Ministério da Saúde anuncia IA e tecnologia para ampliar atendimento do SUS na rede privada
Iniciativas apresentadas em Londrina incluem UTIs inteligentes, SAMU integrado e um instituto de emergência no HC-USP.

Ministério da Saúde apresenta inovações com IA que ampliam atendimento do SUS na rede hospitalar privada.
As medidas visam ampliar oferta de média e alta complexidade, incluindo transplantes, oncologia e cardiologia.
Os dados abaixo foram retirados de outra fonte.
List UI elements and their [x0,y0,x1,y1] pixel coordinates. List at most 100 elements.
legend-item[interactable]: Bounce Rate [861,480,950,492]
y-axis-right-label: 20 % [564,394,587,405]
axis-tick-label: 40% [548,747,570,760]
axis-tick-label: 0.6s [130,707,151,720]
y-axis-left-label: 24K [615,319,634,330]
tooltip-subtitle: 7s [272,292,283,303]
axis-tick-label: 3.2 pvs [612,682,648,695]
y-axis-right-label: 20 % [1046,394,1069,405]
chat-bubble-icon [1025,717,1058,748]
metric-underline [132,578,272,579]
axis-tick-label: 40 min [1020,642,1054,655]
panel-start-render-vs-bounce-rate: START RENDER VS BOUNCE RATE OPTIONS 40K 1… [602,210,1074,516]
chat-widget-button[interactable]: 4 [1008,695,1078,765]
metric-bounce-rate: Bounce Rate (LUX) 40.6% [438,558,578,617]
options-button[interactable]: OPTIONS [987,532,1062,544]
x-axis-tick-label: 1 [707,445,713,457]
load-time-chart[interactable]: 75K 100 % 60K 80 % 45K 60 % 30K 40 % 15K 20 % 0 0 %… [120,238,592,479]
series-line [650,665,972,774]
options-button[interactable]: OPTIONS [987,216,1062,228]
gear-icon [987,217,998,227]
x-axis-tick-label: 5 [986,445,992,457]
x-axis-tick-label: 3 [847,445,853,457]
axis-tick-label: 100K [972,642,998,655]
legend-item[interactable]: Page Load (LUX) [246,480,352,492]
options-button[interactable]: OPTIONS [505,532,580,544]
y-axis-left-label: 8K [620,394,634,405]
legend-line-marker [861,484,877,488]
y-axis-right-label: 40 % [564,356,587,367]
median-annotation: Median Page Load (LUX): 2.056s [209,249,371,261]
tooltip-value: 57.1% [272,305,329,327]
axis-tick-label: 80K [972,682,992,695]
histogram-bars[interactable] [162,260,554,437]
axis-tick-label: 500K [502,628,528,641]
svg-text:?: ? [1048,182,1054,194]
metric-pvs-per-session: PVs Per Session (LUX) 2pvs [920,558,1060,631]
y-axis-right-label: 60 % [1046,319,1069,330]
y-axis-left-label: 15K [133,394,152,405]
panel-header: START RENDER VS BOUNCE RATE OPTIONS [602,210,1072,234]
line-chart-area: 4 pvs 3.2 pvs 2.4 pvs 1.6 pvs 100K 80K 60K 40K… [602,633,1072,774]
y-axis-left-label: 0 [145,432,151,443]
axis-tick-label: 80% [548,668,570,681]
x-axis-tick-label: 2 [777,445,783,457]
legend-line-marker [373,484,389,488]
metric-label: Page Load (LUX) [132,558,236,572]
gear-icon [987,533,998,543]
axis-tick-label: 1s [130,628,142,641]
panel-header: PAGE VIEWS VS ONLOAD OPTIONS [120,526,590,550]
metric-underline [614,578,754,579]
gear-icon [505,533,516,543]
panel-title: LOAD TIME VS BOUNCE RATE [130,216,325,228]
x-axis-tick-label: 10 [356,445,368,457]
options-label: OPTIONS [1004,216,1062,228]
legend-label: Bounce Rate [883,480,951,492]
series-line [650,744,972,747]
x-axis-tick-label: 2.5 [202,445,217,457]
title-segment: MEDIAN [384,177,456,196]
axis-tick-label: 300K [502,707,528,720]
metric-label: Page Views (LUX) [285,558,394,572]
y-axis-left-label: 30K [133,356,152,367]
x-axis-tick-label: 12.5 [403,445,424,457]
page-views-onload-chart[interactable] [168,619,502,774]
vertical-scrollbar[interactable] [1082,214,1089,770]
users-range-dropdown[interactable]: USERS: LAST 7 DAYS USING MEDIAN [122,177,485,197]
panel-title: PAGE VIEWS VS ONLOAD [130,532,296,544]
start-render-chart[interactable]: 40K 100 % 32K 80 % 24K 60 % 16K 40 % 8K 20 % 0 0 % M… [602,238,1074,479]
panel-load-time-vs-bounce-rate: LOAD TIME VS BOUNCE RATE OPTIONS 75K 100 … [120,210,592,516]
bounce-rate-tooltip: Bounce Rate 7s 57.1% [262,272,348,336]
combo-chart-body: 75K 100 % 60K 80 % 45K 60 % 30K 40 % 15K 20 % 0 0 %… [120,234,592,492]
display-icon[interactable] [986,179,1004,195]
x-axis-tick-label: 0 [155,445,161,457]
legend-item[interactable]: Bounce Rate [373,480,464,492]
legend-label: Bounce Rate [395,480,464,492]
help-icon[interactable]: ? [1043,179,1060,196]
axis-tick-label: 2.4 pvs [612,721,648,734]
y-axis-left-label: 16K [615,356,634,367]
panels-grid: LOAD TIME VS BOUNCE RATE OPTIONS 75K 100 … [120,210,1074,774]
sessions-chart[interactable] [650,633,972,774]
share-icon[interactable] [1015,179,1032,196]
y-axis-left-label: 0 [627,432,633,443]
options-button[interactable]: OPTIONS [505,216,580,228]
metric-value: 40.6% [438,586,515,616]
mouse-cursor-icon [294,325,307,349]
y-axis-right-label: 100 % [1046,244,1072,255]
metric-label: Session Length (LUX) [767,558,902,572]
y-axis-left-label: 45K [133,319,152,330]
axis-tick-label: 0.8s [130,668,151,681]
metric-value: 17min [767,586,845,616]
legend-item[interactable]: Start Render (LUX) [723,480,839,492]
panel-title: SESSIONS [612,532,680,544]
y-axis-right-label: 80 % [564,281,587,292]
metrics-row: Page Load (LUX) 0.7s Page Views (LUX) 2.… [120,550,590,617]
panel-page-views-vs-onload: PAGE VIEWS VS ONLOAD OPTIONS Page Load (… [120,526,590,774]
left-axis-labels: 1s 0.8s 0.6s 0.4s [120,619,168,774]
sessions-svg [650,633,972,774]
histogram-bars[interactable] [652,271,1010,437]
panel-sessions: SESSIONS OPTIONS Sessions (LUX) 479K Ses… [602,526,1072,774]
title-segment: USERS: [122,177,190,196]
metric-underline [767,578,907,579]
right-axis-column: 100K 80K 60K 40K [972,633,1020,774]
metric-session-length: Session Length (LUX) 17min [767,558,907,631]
Adriano Massuda, secretário-executivo do Ministério da Saúde, apresentou as iniciativas na abertura do Londrina Unity Health, nesta quinta-feira (13), em Londrina (PR); o evento foi promovido pela Unity Health com a Fehospar.
O principal projeto é a Rede Nacional de Hospitais e Serviços Inteligentes e Medicina de Alta Precisão, estruturada em três eixos: UTIs Inteligentes; Instituto Tecnológico de Emergência do Hospital das Clínicas da USP; e modernização de hospitais de excelência do SUS.
O primeiro eixo prevê UTIs Inteligentes em 13 estados, com foco em cardiologia e neurologia; inicialmente serão 14 UTIs, sendo seis já em operação.
Está em desenvolvimento a integração com o SAMU Inteligente, que conecta ambulâncias, centrais de regulação e hospitais; o piloto opera em Recife (PE), Belo Horizonte (MG) e Porto Alegre (RS).
O Instituto Tecnológico de Emergência do Hospital das Clínicas da USP será o primeiro hospital inteligente do SUS para urgência e emergência, com 800 leitos e 25 salas cirúrgicas, e incluirá um Centro Nacional de Pesquisa Translacional e Inovação.
O terceiro eixo prevê modernização de hospitais do SUS e serviços inovadores em parceria com Unifesp, Grupo Hospitalar Conceição e INCA.
O Telessaúde e o Cuidado em Rede conectam profissionais e serviços para atendimento remoto e compartilhamento do histórico do paciente; a inteligência artificial apoiará identificação de riscos e decisões clínicas.
Há 1.525 hospitais filantrópicos, com 164.832 leitos; cerca de 73,4% desses leitos estão disponíveis para pacientes do SUS.
Entre 2021 e maio de 2026 foram realizados 157.565 procedimentos de transplante em hospitais filantrópicos, equivalentes a 59,7% dos transplantes do SUS.
Dos 338 estabelecimentos habilitados para atendimento oncológico de alta complexidade, 205 são filantrópicos, ou 60,7% da rede oncológica.
O Londrina Unity Health é um dos principais encontros do setor de saúde do Sul do Brasil e sedia o II Congresso de Hospitais e Estabelecimentos de Saúde do Paraná nesta edição.
Participaram da abertura Rangel da Silva (presidente da Fehospar e do CES/PR), Rodrigo Hasegawa (superintendente do Hoftalon) e o secretário de Estado da Saúde do Paraná, César Neves.
"O SUS se vê diante do desafio de integrar o paciente atendido na unidade básica de saúde com o hospital. Hoje, temos condições de fazer isso de maneira acelerada, com segurança e qualidade no atendimento", afirmou Adriano Massuda durante a abertura.